Traditional Culture Encyclopedia - Photography and portraiture - Why is the water in the swimming pool blue and white?

Why is the water in the swimming pool blue and white?

First of all, you have to understand a truth: the things around us are colored only because the sun shines on them. Although sunlight looks white, all colors: red, orange, yellow, green, cyan, blue and purple exist in sunlight.

If you think of light as a wave, you will solve the mystery. Light actually moves like a wave. Let's imagine a drop of rain falling in a puddle. When this drop of rain falls on the water, it will produce small waves, which will fall into a larger circle and spread in all directions. If these waves hit pebbles or other obstacles, they will bounce back and change the direction of the waves.

When the sun falls from the sky, it will continue to encounter some obstacles. Because the air that light must penetrate is not empty, it is made up of many tiny particles.
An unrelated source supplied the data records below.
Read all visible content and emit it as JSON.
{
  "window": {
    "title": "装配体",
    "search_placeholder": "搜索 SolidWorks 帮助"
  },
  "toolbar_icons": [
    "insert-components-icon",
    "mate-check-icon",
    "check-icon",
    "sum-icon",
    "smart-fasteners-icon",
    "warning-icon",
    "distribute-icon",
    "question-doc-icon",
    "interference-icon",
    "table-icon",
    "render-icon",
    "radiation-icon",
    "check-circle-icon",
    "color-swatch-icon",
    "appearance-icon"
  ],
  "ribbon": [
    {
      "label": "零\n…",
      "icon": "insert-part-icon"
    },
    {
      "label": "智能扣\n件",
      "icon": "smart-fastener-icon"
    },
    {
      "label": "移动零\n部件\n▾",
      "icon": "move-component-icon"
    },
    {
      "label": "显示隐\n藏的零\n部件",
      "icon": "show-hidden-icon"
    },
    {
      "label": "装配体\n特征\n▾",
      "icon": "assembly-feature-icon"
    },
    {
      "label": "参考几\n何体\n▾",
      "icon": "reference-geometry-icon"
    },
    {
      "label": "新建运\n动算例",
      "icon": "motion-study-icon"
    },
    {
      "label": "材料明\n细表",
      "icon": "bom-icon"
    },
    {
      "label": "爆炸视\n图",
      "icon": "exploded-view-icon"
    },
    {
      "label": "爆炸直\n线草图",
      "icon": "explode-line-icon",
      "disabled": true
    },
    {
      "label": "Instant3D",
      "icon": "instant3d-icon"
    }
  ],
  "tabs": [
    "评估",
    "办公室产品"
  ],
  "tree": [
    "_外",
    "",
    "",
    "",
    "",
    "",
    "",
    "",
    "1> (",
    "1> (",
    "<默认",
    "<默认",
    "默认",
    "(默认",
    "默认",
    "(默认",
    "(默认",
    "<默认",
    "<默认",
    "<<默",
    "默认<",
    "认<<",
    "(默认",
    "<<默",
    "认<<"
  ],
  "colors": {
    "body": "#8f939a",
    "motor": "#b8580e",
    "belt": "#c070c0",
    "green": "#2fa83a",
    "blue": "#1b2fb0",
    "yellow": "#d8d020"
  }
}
Ninety-nine percent of them are either nitrogen or oxygen, and the rest are other gas particles and tiny floating particles, which come from automobile exhaust, factory smoke, forest fires or volcanic ash. Although oxygen and nitrogen particles are only one millionth of a drop of rain, they can still block the path of sunlight. The light bounced back from these small stumbling blocks and naturally changed direction.

But so many colors of light have changed direction, why only see blue? You probably still don't understand.

We must go back to the puddle we just talked about.

In a puddle, if a small wave meets pebbles, the water surface will be chaotic; But if it is a "huge wave", just like the kind of "huge wave" that you lift by hand at the edge of the puddle, it may simply overflow from the stone and reach the edge opposite the puddle unimpeded. Then, just like there are big waves and small waves, all kinds of light waves have different "waves", that is, wavelengths: but unlike water waves, their size is invisible to the naked eye, because they are incredibly small, only 1% of a hair! You have to use very sensitive measuring instruments to measure accurately.

According to the determination of scientists, the wavelengths of blue light and purple light are relatively short, which is equivalent to "wavelet"; The wavelengths of orange light and red light are relatively long, which is equivalent to "big waves". When encountering obstacles in the air, blue light and purple light are "scattered" everywhere because they can't cross those obstacles, covering the whole sky-the sky, so they are "scattered" into blue.

The scientist who discovered this "scattering" phenomenon is called Rayleigh. He discovered it about 130 years ago, and he is also a Nobel Prize winner.